I use a While loop to make sure that we stop looking at the cycles once we have enough for a complete basis.

graphToFaces[graph_?PlanarGraphQ] := Module[{graphpoints, cycles, polygons, n},
  graphpoints = GraphEmbedding[graph];
  cycles = 
   Polygon[graphpoints[[#]]] & /@ 
    FindCycle[graph,  Max[Length /@ FindFundamentalCycles[graph]], All][[All, All, 2]];
  cycles = SortBy[cycles, Area];
  polygons = {cycles[[1]]};
  n = 2;
  While[Length@polygons < Length@FindFundamentalCycles@graph && 
    n <= Length@cycles,
   If[
    And @@ (Area[Rationalize@cycles[[n]], Rationalize@ #]] === 0 & /@ 
       polygons),
    AppendTo[polygons, cycles[[n]]]
    ];
   n++
   ];
  First /@ (polygons /. 
     Thread[graphpoints -> Range@Length@graphpoints])
  ]

Applied to the problem above,

faces = graphToFaces[g1]
coord = GraphEmbedding[g1];
Graphics[{EdgeForm[Directive[Black, Thick]], 
  Thread[{ColorData[3, "ColorList"][[;; Length[faces]]], 
    Polygon[coord[[#]]] & /@ faces}]}]
(* {{5, 8, 2, 1}, {9, 8, 2, 3}, {2, 3, 10, 4, 1}, {5, 6, 7, 4, 
  1}, {11, 12, 7, 6}} *)

Answer 4

IGraph/M now has functionality to find the faces of a planar graph and to find the dual graph.

g = AdjacencyGraph[M]

IGFaces[g]
(* {{1, 2, 8, 6}, {1, 6, 5}, {1, 5, 4, 3, 2}, {2, 3, 7, 8}, {3, 4, 7}, {4, 5, 6, 8, 7}} *)

This finds all faces, including the outer face. Which face to consider the outer one is arbitrary. It cannot be inferred from the connectivity alone.

Here are six different planar drawings of your graph. The outer face is different in each:

IGLayoutTutte[g, "OuterFace" -> #, VertexShapeFunction -> "Name"] & /@ IGFaces[g]

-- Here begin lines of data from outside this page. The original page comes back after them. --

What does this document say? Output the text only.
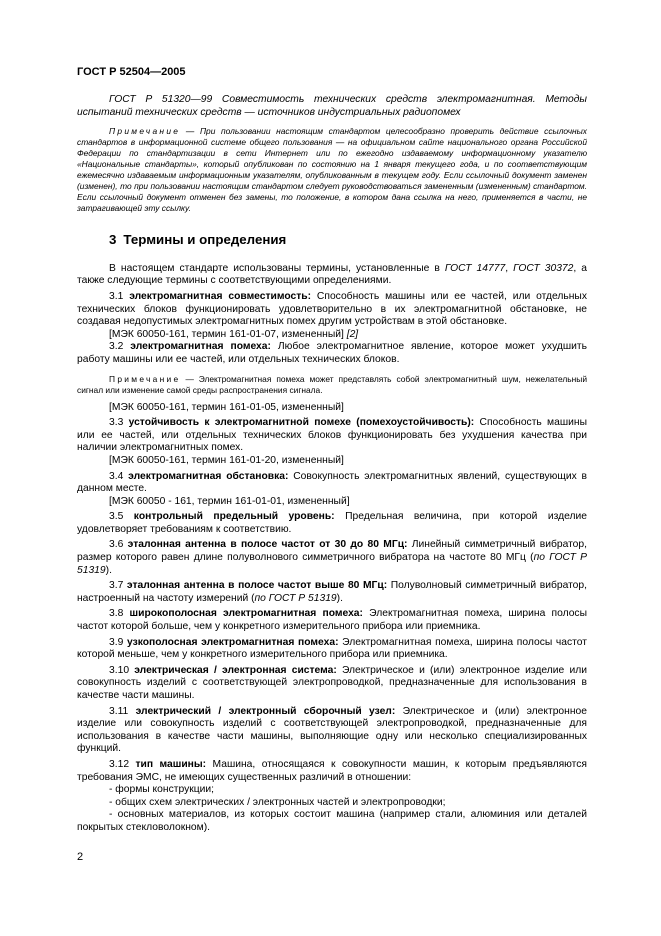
ГОСТ Р 52504—2005

ГОСТ Р 51320—99 Совместимость технических средств электромагнитная. Методы испытаний технических средств — источников индустриальных радиопомех

Примечание — При пользовании настоящим стандартом целесообразно проверить действие ссылочных стандартов в информационной системе общего пользования — на официальном сайте национального органа Российской Федерации по стандартизации в сети Интернет или по ежегодно издаваемому информационному указателю «Национальные стандарты», который опубликован по состоянию на 1 января текущего года, и по соответствующим ежемесячно издаваемым информационным указателям, опубликованным в текущем году. Если ссылочный документ заменен (изменен), то при пользовании настоящим стандартом следует руководствоваться замененным (измененным) стандартом. Если ссылочный документ отменен без замены, то положение, в котором дана ссылка на него, применяется в части, не затрагивающей эту ссылку.

3 Термины и определения

В настоящем стандарте использованы термины, установленные в ГОСТ 14777, ГОСТ 30372, а также следующие термины с соответствующими определениями.

3.1 электромагнитная совместимость: Способность машины или ее частей, или отдельных технических блоков функционировать удовлетворительно в их электромагнитной обстановке, не создавая недопустимых электромагнитных помех другим устройствам в этой обстановке.

[МЭК 60050-161, термин 161-01-07, измененный] [2]

3.2 электромагнитная помеха: Любое электромагнитное явление, которое может ухудшить работу машины или ее частей, или отдельных технических блоков.

Примечание — Электромагнитная помеха может представлять собой электромагнитный шум, нежелательный сигнал или изменение самой среды распространения сигнала.

[МЭК 60050-161, термин 161-01-05, измененный]

3.3 устойчивость к электромагнитной помехе (помехоустойчивость): Способность машины или ее частей, или отдельных технических блоков функционировать без ухудшения качества при наличии электромагнитных помех.

[МЭК 60050-161, термин 161-01-20, измененный]

3.4 электромагнитная обстановка: Совокупность электромагнитных явлений, существующих в данном месте.

[МЭК 60050 - 161, термин 161-01-01, измененный]

3.5 контрольный предельный уровень: Предельная величина, при которой изделие удовлетворяет требованиям к соответствию.

3.6 эталонная антенна в полосе частот от 30 до 80 МГц: Линейный симметричный вибратор, размер которого равен длине полуволнового симметричного вибратора на частоте 80 МГц (по ГОСТ Р 51319).

3.7 эталонная антенна в полосе частот выше 80 МГц: Полуволновый симметричный вибратор, настроенный на частоту измерений (по ГОСТ Р 51319).

3.8 широкополосная электромагнитная помеха: Электромагнитная помеха, ширина полосы частот которой больше, чем у конкретного измерительного прибора или приемника.

3.9 узкополосная электромагнитная помеха: Электромагнитная помеха, ширина полосы частот которой меньше, чем у конкретного измерительного прибора или приемника.

3.10 электрическая / электронная система: Электрическое и (или) электронное изделие или совокупность изделий с соответствующей электропроводкой, предназначенные для использования в качестве части машины.

3.11 электрический / электронный сборочный узел: Электрическое и (или) электронное изделие или совокупность изделий с соответствующей электропроводкой, предназначенные для использования в качестве части машины, выполняющие одну или несколько специализированных функций.

3.12 тип машины: Машина, относящаяся к совокупности машин, к которым предъявляются требования ЭМС, не имеющих существенных различий в отношении:

- формы конструкции;

- общих схем электрических / электронных частей и электропроводки;

- основных материалов, из которых состоит машина (например стали, алюминия или деталей покрытых стекловолокном).

2
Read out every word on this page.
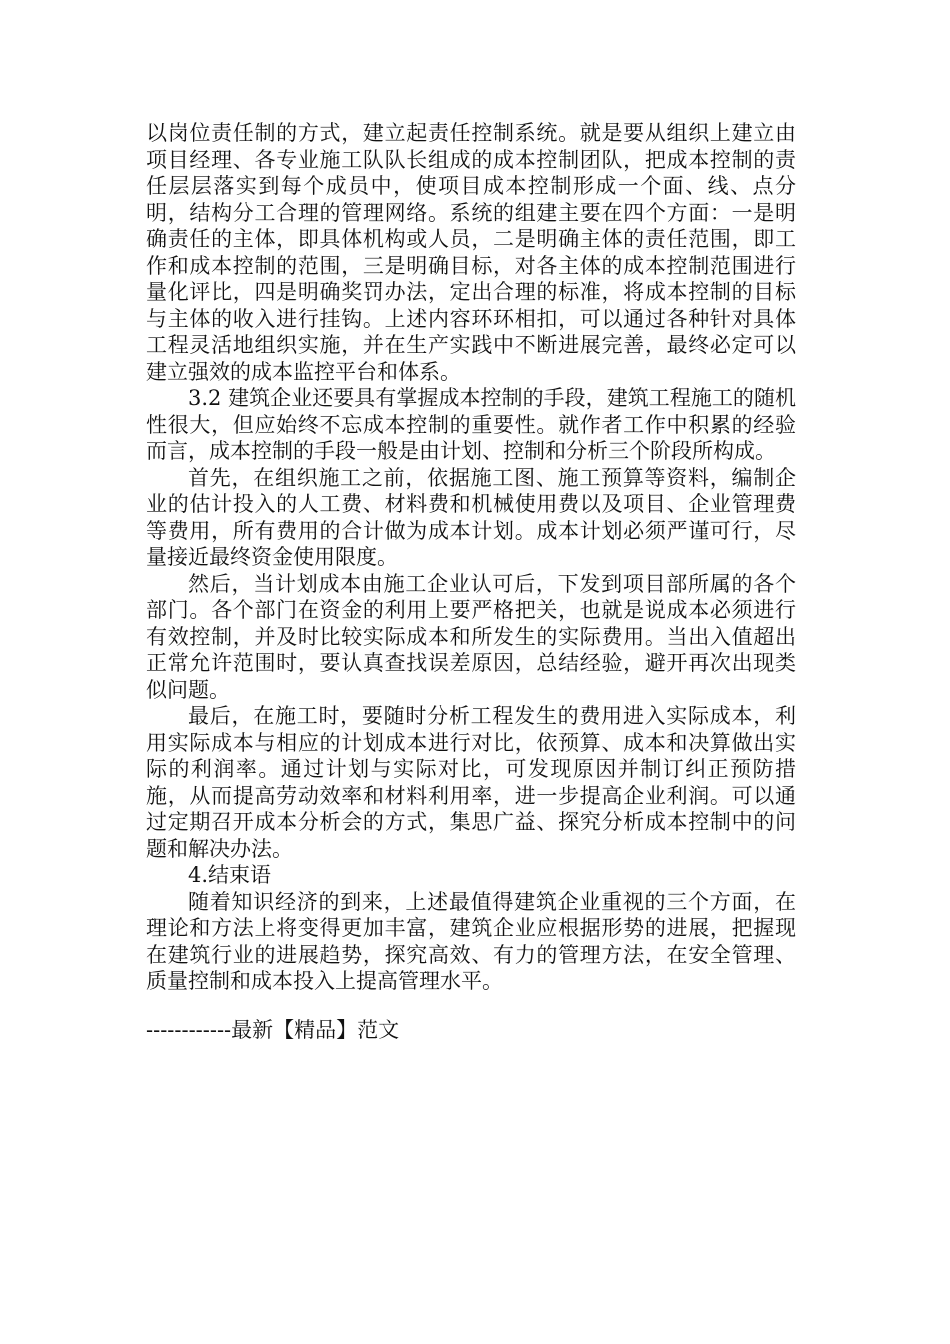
以岗位责任制的方式，建立起责任控制系统。就是要从组织上建立由项目经理、各专业施工队队长组成的成本控制团队，把成本控制的责任层层落实到每个成员中，使项目成本控制形成一个面、线、点分明，结构分工合理的管理网络。系统的组建主要在四个方面：一是明确责任的主体，即具体机构或人员，二是明确主体的责任范围，即工作和成本控制的范围，三是明确目标，对各主体的成本控制范围进行量化评比，四是明确奖罚办法，定出合理的标准，将成本控制的目标与主体的收入进行挂钩。上述内容环环相扣，可以通过各种针对具体工程灵活地组织实施，并在生产实践中不断进展完善，最终必定可以建立强效的成本监控平台和体系。

3.2 建筑企业还要具有掌握成本控制的手段，建筑工程施工的随机性很大，但应始终不忘成本控制的重要性。就作者工作中积累的经验而言，成本控制的手段一般是由计划、控制和分析三个阶段所构成。

首先，在组织施工之前，依据施工图、施工预算等资料，编制企业的估计投入的人工费、材料费和机械使用费以及项目、企业管理费等费用，所有费用的合计做为成本计划。成本计划必须严谨可行，尽量接近最终资金使用限度。

然后，当计划成本由施工企业认可后，下发到项目部所属的各个部门。各个部门在资金的利用上要严格把关，也就是说成本必须进行有效控制，并及时比较实际成本和所发生的实际费用。当出入值超出正常允许范围时，要认真查找误差原因，总结经验，避开再次出现类似问题。

最后，在施工时，要随时分析工程发生的费用进入实际成本，利用实际成本与相应的计划成本进行对比，依预算、成本和决算做出实际的利润率。通过计划与实际对比，可发现原因并制订纠正预防措施，从而提高劳动效率和材料利用率，进一步提高企业利润。可以通过定期召开成本分析会的方式，集思广益、探究分析成本控制中的问题和解决办法。

4.结束语

随着知识经济的到来，上述最值得建筑企业重视的三个方面，在理论和方法上将变得更加丰富，建筑企业应根据形势的进展，把握现在建筑行业的进展趋势，探究高效、有力的管理方法，在安全管理、质量控制和成本投入上提高管理水平。

------------最新【精品】范文
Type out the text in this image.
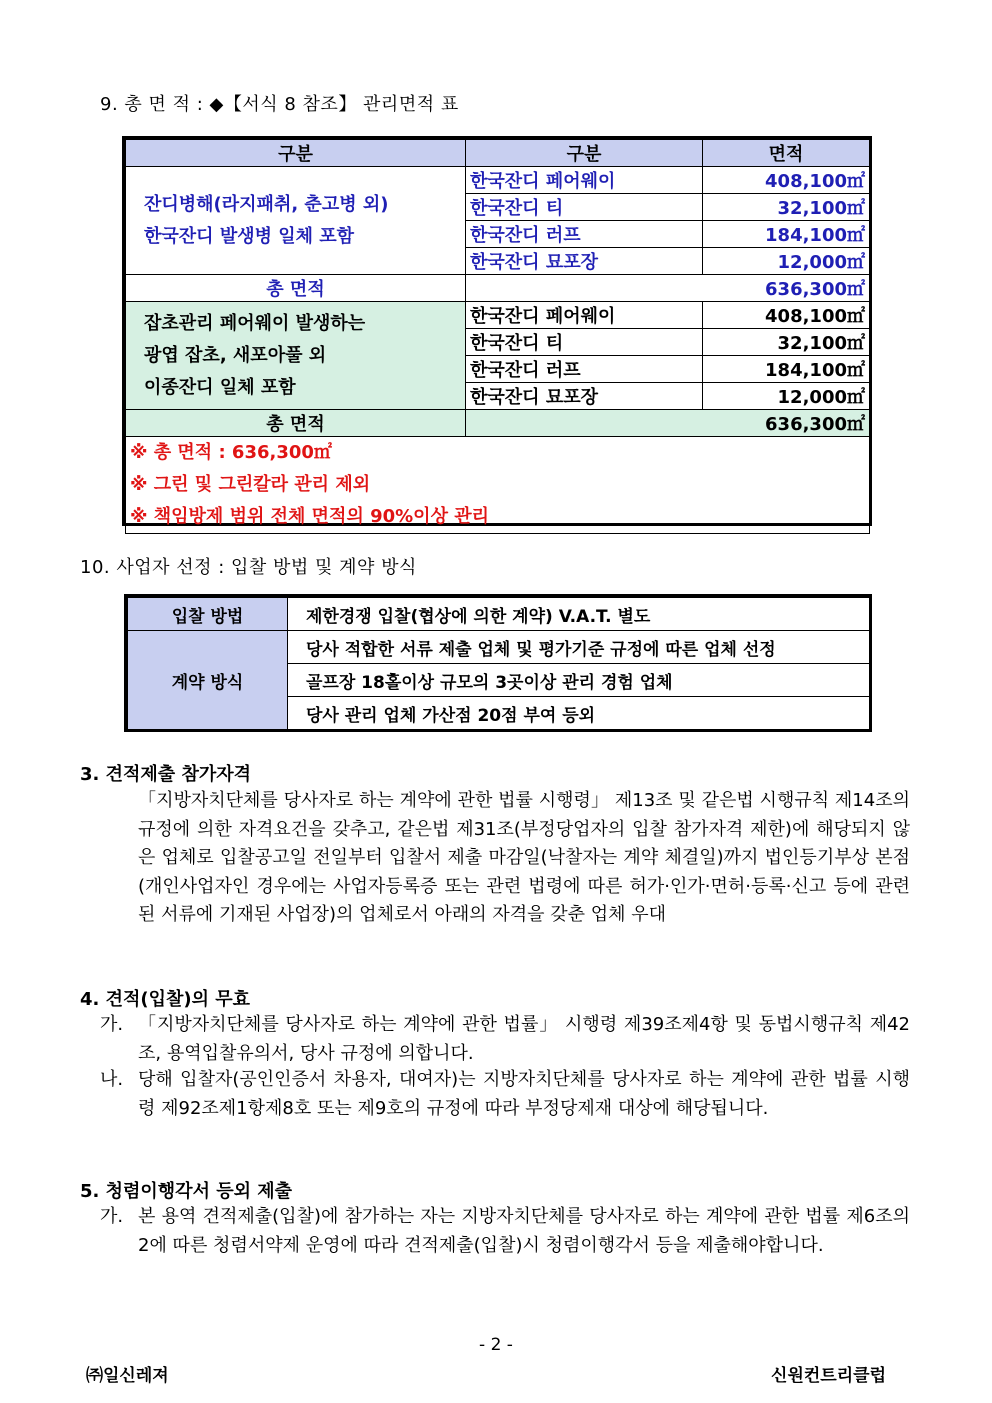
9. 총 면 적 : ◆【서식 8 참조】 관리면적 표
구분	구분	면적

잔디병해(라지패취, 춘고병 외)
한국잔디 발생병 일체 포함	한국잔디 페어웨이	408,100㎡
	한국잔디 티	32,100㎡
	한국잔디 러프	184,100㎡
	한국잔디 묘포장	12,000㎡
총 면적	636,300㎡	

잡초관리 페어웨이 발생하는
광엽 잡초, 새포아풀 외
이종잔디 일체 포함	한국잔디 페어웨이	408,100㎡
	한국잔디 티	32,100㎡
	한국잔디 러프	184,100㎡
	한국잔디 묘포장	12,000㎡
총 면적	636,300㎡	

※ 총 면적 : 636,300㎡
※ 그린 및 그린칼라 관리 제외
※ 책임방제 범위 전체 면적의 90%이상 관리		
10. 사업자 선정 : 입찰 방법 및 계약 방식
입찰 방법	제한경쟁 입찰(협상에 의한 계약) V.A.T. 별도
계약 방식	당사 적합한 서류 제출 업체 및 평가기준 규정에 따른 업체 선정
	골프장 18홀이상 규모의 3곳이상 관리 경험 업체
	당사 관리 업체 가산점 20점 부여 등외
3. 견적제출 참가자격
「지방자치단체를 당사자로 하는 계약에 관한 법률 시행령」 제13조 및 같은법 시행규칙 제14조의 규정에 의한 자격요건을 갖추고, 같은법 제31조(부정당업자의 입찰 참가자격 제한)에 해당되지 않은 업체로 입찰공고일 전일부터 입찰서 제출 마감일(낙찰자는 계약 체결일)까지 법인등기부상 본점(개인사업자인 경우에는 사업자등록증 또는 관련 법령에 따른 허가·인가·면허·등록·신고 등에 관련된 서류에 기재된 사업장)의 업체로서 아래의 자격을 갖춘 업체 우대
4. 견적(입찰)의 무효
가. 「지방자치단체를 당사자로 하는 계약에 관한 법률」 시행령 제39조제4항 및 동법시행규칙 제42조, 용역입찰유의서, 당사 규정에 의합니다.
나. 당해 입찰자(공인인증서 차용자, 대여자)는 지방자치단체를 당사자로 하는 계약에 관한 법률 시행령 제92조제1항제8호 또는 제9호의 규정에 따라 부정당제재 대상에 해당됩니다.
5. 청렴이행각서 등외 제출
가. 본 용역 견적제출(입찰)에 참가하는 자는 지방자치단체를 당사자로 하는 계약에 관한 법률 제6조의2에 따른 청렴서약제 운영에 따라 견적제출(입찰)시 청렴이행각서 등을 제출해야합니다.
- 2 -
㈜일신레져	신원컨트리클럽
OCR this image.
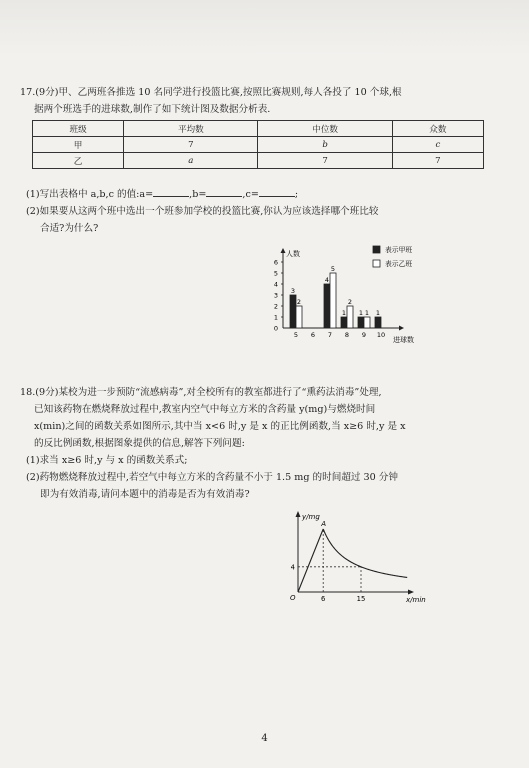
17.(9分)甲、乙两班各推选 10 名同学进行投篮比赛,按照比赛规则,每人各投了 10 个球,根

据两个班选手的进球数,制作了如下统计图及数据分析表.

班级	平均数	中位数	众数
甲	7	b	c
乙	a	7	7

(1)写出表格中 a,b,c 的值:a=	,b=	,c=	;

(2)如果要从这两个班中选出一个班参加学校的投篮比赛,你认为应该选择哪个班比较

合适?为什么?

人数
进球数
0
1
2
3
4
5
6
5
3
2
6 7
4
5
8
1
2
9
1 1
10
1
表示甲班
表示乙班

18.(9分)某校为进一步预防“流感病毒”,对全校所有的教室都进行了“熏药法消毒”处理,

已知该药物在燃烧释放过程中,教室内空气中每立方米的含药量 y(mg)与燃烧时间

x(min)之间的函数关系如图所示,其中当 x<6 时,y 是 x 的正比例函数,当 x≥6 时,y 是 x

的反比例函数,根据图象提供的信息,解答下列问题:

(1)求当 x≥6 时,y 与 x 的函数关系式;

(2)药物燃烧释放过程中,若空气中每立方米的含药量不小于 1.5 mg 的时间超过 30 分钟

即为有效消毒,请问本题中的消毒是否为有效消毒?

y/mg
x/min
O
A
6	15
4
4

To find the dual graph, use

dg = IGDualGraph[g]

The vertices of the dual come in the same order as the output of IGFaces. Let's label them:

Graph[dg, VertexLabels -> Thread[VertexList[dg] -> HoldForm /@ IGFaces[g]]]

Answer 5

You can use PlanarFaceList https://reference.wolfram.com/language/ref/PlanarFaceList.html

M = {{0, 1, 0, 0, 1, 1, 0, 0}, 
     {1, 0, 1, 0, 0, 0, 0, 1},  
     {0, 1, 0, 1, 0, 0, 1, 0}, 
     {0, 0, 1, 0, 1, 0, 1, 0}, 
     {1, 0, 0, 1, 0, 1, 0, 0}, 
     {1, 0, 0, 0, 1, 0, 0, 1}, 
     {0, 0, 1, 1, 0, 0, 0, 1}, 
     {0, 1, 0, 0, 0, 1, 1, 0}}
A = AdjacencyGraph[M, DirectedEdges -> False, GraphLayout -> "PlanarEmbedding", 
             VertexLabels -> "Name", ImagePadding -> 5];
Faces = PlanarFaceList[A]

Output = {{1, 2, 3, 4, 5}, {1, 5, 6}, {1, 6, 8, 2}, {2, 8, 7, 3}, {3, 7, 4}, {4, 7, 8, 6, 5}}

However, this includes the outer face.